É preciso estudar a organização e elaborar medidas capazes de defendê-la em circunstâncias pouco amistosas, seja em relação a seus serviços e/ou produtos ou à sua imagem institucional.

As crises não são meramente problemas, nem conflitos que acontecem diariamente nas organizações. Crise é um acontecimento que envolve falhas, que gera aflição geral, situações de desgaste de relacionamentos, fato que acontece subitamente, ameaçando a imagem organizacional, os negócios e podendo acarretar grandes perdas financeiras.

Assim, o planejamento, seja ele para qual situação for, é um ato de antecipar possibilidades e verificar, apontar quais as melhores medidas a serem tomadas no futuro. E deve ser compatível com a cultura e filosofia organizacional. Quando a organização não possui, em sua cultura, programas para administrar crises, terá de realizar mudanças, às vezes custosas, para se adaptar à necessidade de proteção de seu patrimônio tangível e intangível.

Hoje, no país, economicamente, há uma crise e um dos tópicos mais importantes que se deve ressaltar é a falta de confiança no produto nacional gerada por um mercado cada vez mais competitivo e uma formação profissional cada vez mais duvidosa. Além disso, as condições internas do país são extremamente desmotivadoras.
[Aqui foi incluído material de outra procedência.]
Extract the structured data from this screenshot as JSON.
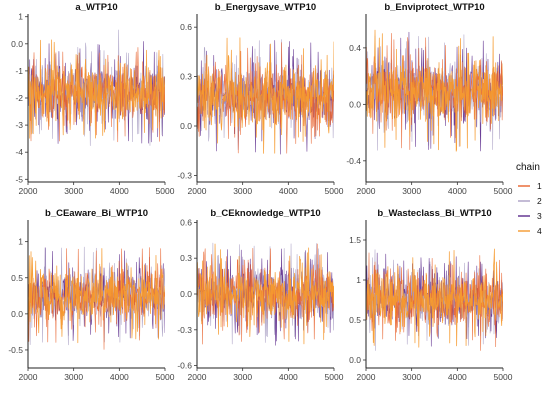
{
  "figure": {
    "legend": {
      "title": "chain",
      "position": "right"
    }
  },
  "chart_data": [
    {
      "type": "line",
      "title": "a_WTP10",
      "x_range": [
        2000,
        5000
      ],
      "x_ticks": [
        2000,
        3000,
        4000,
        5000
      ],
      "y_range": [
        -5.1,
        1.1
      ],
      "y_ticks": [
        -5,
        -4,
        -3,
        -2,
        -1,
        0,
        1
      ],
      "center": -1.8,
      "spread": 0.55,
      "extreme_low": -4.9,
      "extreme_high": 0.9,
      "grid": false,
      "series": [
        {
          "name": "1",
          "color": "#e8622c"
        },
        {
          "name": "2",
          "color": "#aaa0c4"
        },
        {
          "name": "3",
          "color": "#5b2a8c"
        },
        {
          "name": "4",
          "color": "#f59a2e"
        }
      ]
    },
    {
      "type": "line",
      "title": "b_Energysave_WTP10",
      "x_range": [
        2000,
        5000
      ],
      "x_ticks": [
        2000,
        3000,
        4000,
        5000
      ],
      "y_range": [
        -0.34,
        0.68
      ],
      "y_ticks": [
        -0.3,
        0.0,
        0.3,
        0.6
      ],
      "center": 0.18,
      "spread": 0.1,
      "extreme_low": -0.32,
      "extreme_high": 0.65,
      "grid": false,
      "series": [
        {
          "name": "1",
          "color": "#e8622c"
        },
        {
          "name": "2",
          "color": "#aaa0c4"
        },
        {
          "name": "3",
          "color": "#5b2a8c"
        },
        {
          "name": "4",
          "color": "#f59a2e"
        }
      ]
    },
    {
      "type": "line",
      "title": "b_Enviprotect_WTP10",
      "x_range": [
        2000,
        5000
      ],
      "x_ticks": [
        2000,
        3000,
        4000,
        5000
      ],
      "y_range": [
        -0.55,
        0.64
      ],
      "y_ticks": [
        -0.4,
        0.0,
        0.4
      ],
      "center": 0.1,
      "spread": 0.12,
      "extreme_low": -0.5,
      "extreme_high": 0.6,
      "grid": false,
      "series": [
        {
          "name": "1",
          "color": "#e8622c"
        },
        {
          "name": "2",
          "color": "#aaa0c4"
        },
        {
          "name": "3",
          "color": "#5b2a8c"
        },
        {
          "name": "4",
          "color": "#f59a2e"
        }
      ]
    },
    {
      "type": "line",
      "title": "b_CEaware_Bi_WTP10",
      "x_range": [
        2000,
        5000
      ],
      "x_ticks": [
        2000,
        3000,
        4000,
        5000
      ],
      "y_range": [
        -0.75,
        1.3
      ],
      "y_ticks": [
        -0.5,
        0.0,
        0.5,
        1.0
      ],
      "center": 0.25,
      "spread": 0.19,
      "extreme_low": -0.72,
      "extreme_high": 1.2,
      "grid": false,
      "series": [
        {
          "name": "1",
          "color": "#e8622c"
        },
        {
          "name": "2",
          "color": "#aaa0c4"
        },
        {
          "name": "3",
          "color": "#5b2a8c"
        },
        {
          "name": "4",
          "color": "#f59a2e"
        }
      ]
    },
    {
      "type": "line",
      "title": "b_CEknowledge_WTP10",
      "x_range": [
        2000,
        5000
      ],
      "x_ticks": [
        2000,
        3000,
        4000,
        5000
      ],
      "y_range": [
        -0.62,
        0.62
      ],
      "y_ticks": [
        -0.6,
        -0.3,
        0.0,
        0.3,
        0.6
      ],
      "center": 0.0,
      "spread": 0.12,
      "extreme_low": -0.57,
      "extreme_high": 0.5,
      "grid": false,
      "series": [
        {
          "name": "1",
          "color": "#e8622c"
        },
        {
          "name": "2",
          "color": "#aaa0c4"
        },
        {
          "name": "3",
          "color": "#5b2a8c"
        },
        {
          "name": "4",
          "color": "#f59a2e"
        }
      ]
    },
    {
      "type": "line",
      "title": "b_Wasteclass_Bi_WTP10",
      "x_range": [
        2000,
        5000
      ],
      "x_ticks": [
        2000,
        3000,
        4000,
        5000
      ],
      "y_range": [
        -0.1,
        1.75
      ],
      "y_ticks": [
        0.0,
        0.5,
        1.0,
        1.5
      ],
      "center": 0.75,
      "spread": 0.18,
      "extreme_low": -0.05,
      "extreme_high": 1.65,
      "grid": false,
      "series": [
        {
          "name": "1",
          "color": "#e8622c"
        },
        {
          "name": "2",
          "color": "#aaa0c4"
        },
        {
          "name": "3",
          "color": "#5b2a8c"
        },
        {
          "name": "4",
          "color": "#f59a2e"
        }
      ]
    }
  ]
}
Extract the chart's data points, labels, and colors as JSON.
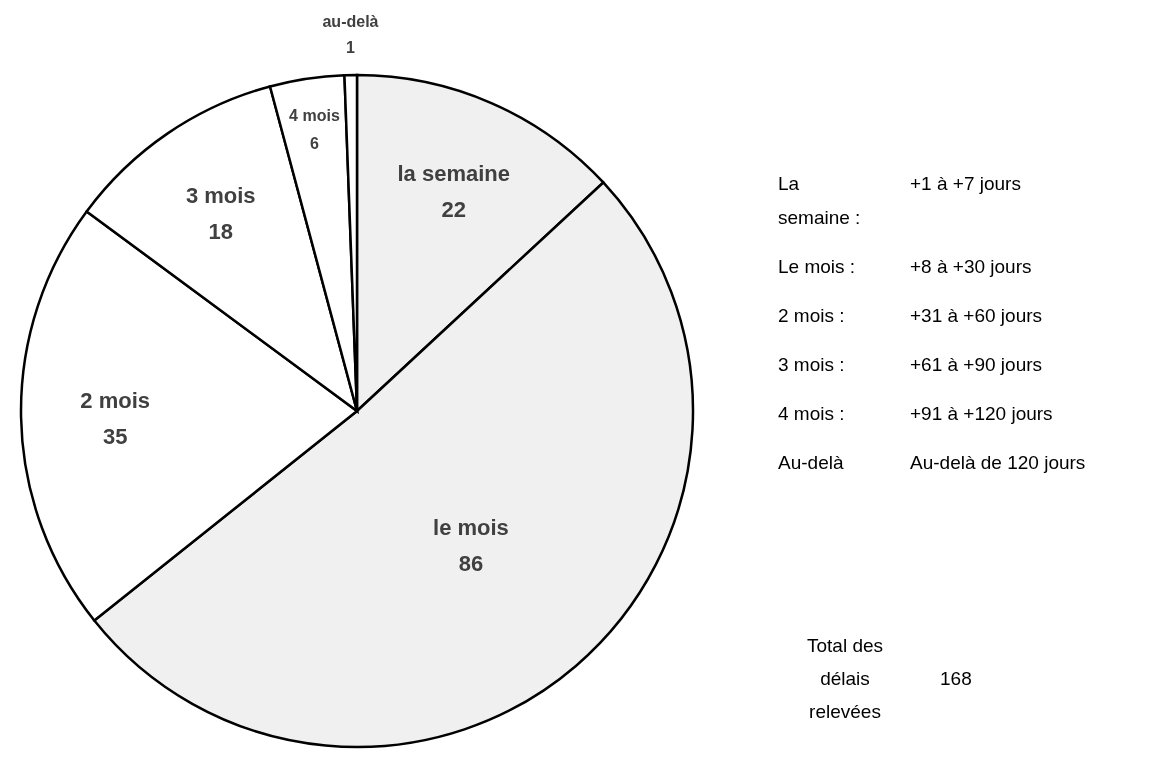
{
  "chart_data": {
    "type": "pie",
    "categories": [
      "la semaine",
      "le mois",
      "2 mois",
      "3 mois",
      "4 mois",
      "au-delà"
    ],
    "values": [
      22,
      86,
      35,
      18,
      6,
      1
    ],
    "colors": [
      "#f0f0f0",
      "#f0f0f0",
      "#ffffff",
      "#ffffff",
      "#ffffff",
      "#ffffff"
    ],
    "data_labels": true,
    "annotations": [
      "La semaine :",
      "+1 à +7 jours",
      "Le mois :",
      "+8 à +30 jours",
      "2 mois :",
      "+31 à +60 jours",
      "3 mois :",
      "+61 à +90 jours",
      "4 mois :",
      "+91 à +120 jours",
      "Au-delà",
      "Au-delà de 120 jours",
      "Total des délais relevées",
      "168"
    ]
  }
}
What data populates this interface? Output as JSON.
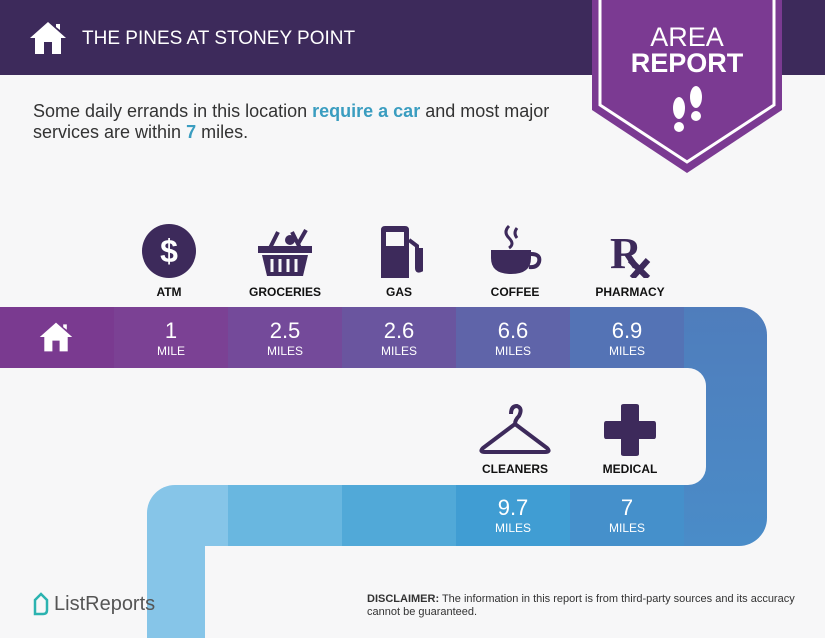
{
  "header": {
    "title": "THE PINES AT STONEY POINT",
    "banner_line1": "AREA",
    "banner_line2": "REPORT"
  },
  "intro": {
    "part1": "Some daily errands in this location ",
    "highlight1": "require a car",
    "part2": " and most major services are within ",
    "highlight2": "7",
    "part3": " miles."
  },
  "colors": {
    "header": "#3d2a5b",
    "banner": "#7b3a92",
    "accent": "#3a9dc0"
  },
  "services": [
    {
      "label": "ATM",
      "icon": "dollar-icon",
      "distance": "1",
      "unit": "MILE"
    },
    {
      "label": "GROCERIES",
      "icon": "basket-icon",
      "distance": "2.5",
      "unit": "MILES"
    },
    {
      "label": "GAS",
      "icon": "gas-pump-icon",
      "distance": "2.6",
      "unit": "MILES"
    },
    {
      "label": "COFFEE",
      "icon": "coffee-cup-icon",
      "distance": "6.6",
      "unit": "MILES"
    },
    {
      "label": "PHARMACY",
      "icon": "rx-icon",
      "distance": "6.9",
      "unit": "MILES"
    },
    {
      "label": "CLEANERS",
      "icon": "hanger-icon",
      "distance": "9.7",
      "unit": "MILES"
    },
    {
      "label": "MEDICAL",
      "icon": "medical-cross-icon",
      "distance": "7",
      "unit": "MILES"
    }
  ],
  "footer": {
    "logo": "ListReports",
    "disclaimer_label": "DISCLAIMER:",
    "disclaimer": " The information in this report is from third-party sources and its accuracy cannot be guaranteed."
  }
}
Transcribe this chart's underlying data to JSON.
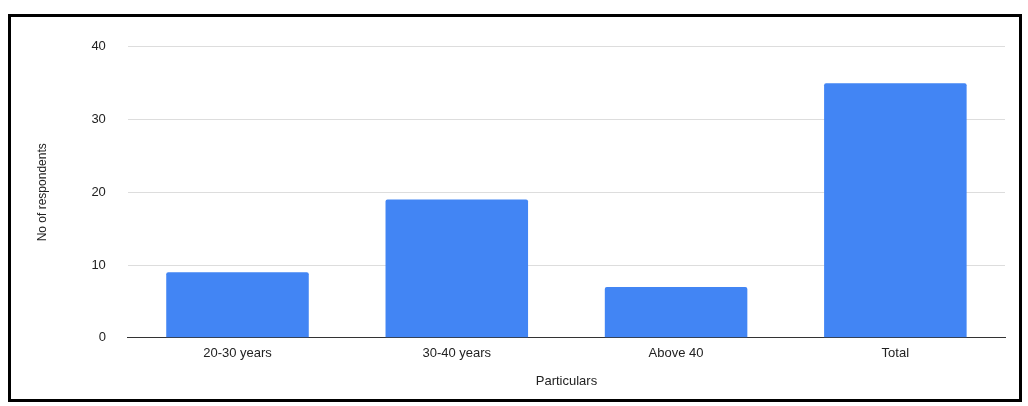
{
  "chart_data": {
    "type": "bar",
    "xlabel": "Particulars",
    "ylabel": "No of respondents",
    "categories": [
      "20-30 years",
      "30-40 years",
      "Above 40",
      "Total"
    ],
    "values": [
      9,
      19,
      7,
      35
    ],
    "color": "#4285f4",
    "ylim": [
      0,
      40
    ],
    "yticks": [
      0,
      10,
      20,
      30,
      40
    ],
    "grid": "y"
  }
}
Os encargos são brutais e a capacidade do governo em evitar a sonegação aumenta dia a dia. Assim sendo, a vida do empresário nacional requer um jogo de cintura e uma capacidade empreendedora inimaginável em um passado recente.

A pergunta que fica: só vão sobreviver as empresas que buscarem se modernizar, não só os seus equipamentos, mas também na sua forma de gerir o seu negócio? A entrada de produtos estrangeiros a preços impensáveis até há pouco tempo aponta, de forma definitiva, a vulnerabilidade nacional.

Foi-se o tempo em que somente a expertise era necessária para uma empresa progredir. Uma boa visão de mercado, avaliação da necessidade de importar matéria prima, buscar formas de produção mais competitivas são questões de máxima relevância. A expressão, 'faço isso há 30 anos e agora querem me ensinar como fazer' não tem mais espaço em nosso contexto atual. Mudar significa sobreviver.

Outro ponto é que nem todos os profissionais ou empresas que disponibilizam seus serviços seguem um código de ética digno. Por vezes, até acreditam estar capacitados, mas a qualidade entregue deixa muito a desejar e as consequências podem ser bem prejudiciais.

Assim, desenvolver fornecedores se torna, a cada dia, uma necessidade premente. Fornecedores, não só de matéria prima, mas também de serviços. Cada vez mais se fundamenta a importância de se ter uma boa estratégia, formas adequadas de implantação, uma boa comunicação e muitas outras necessidades que o cenário de crise atual impõe e que antes passavam despercebidas ou eram tratadas como irrelevantes.

Em suma, as empresas, de uma maneira geral, devem estar sempre preparadas para possíveis crises, e que o plano de gerenciamento de crises precisa ter conformidade com a necessidade da organização e sua realidade. Esse é um cuidado não só com o patrimônio da organização, mas com todos os relacionamentos de suas esferas sociais e funcionais.

Em meio a um mercado competitivo, onde as mínimas diferenças podem gerar grandes resultados, investir somente em tecnologias de última geração não é o suficiente, pode ser arriscado. Investir em informação e relacionamentos com os públicos garante credibilidade. E em momentos de crise é fundamental tê-la, pois a boa vontade do público afetado torna-se crucial para superar tal situação.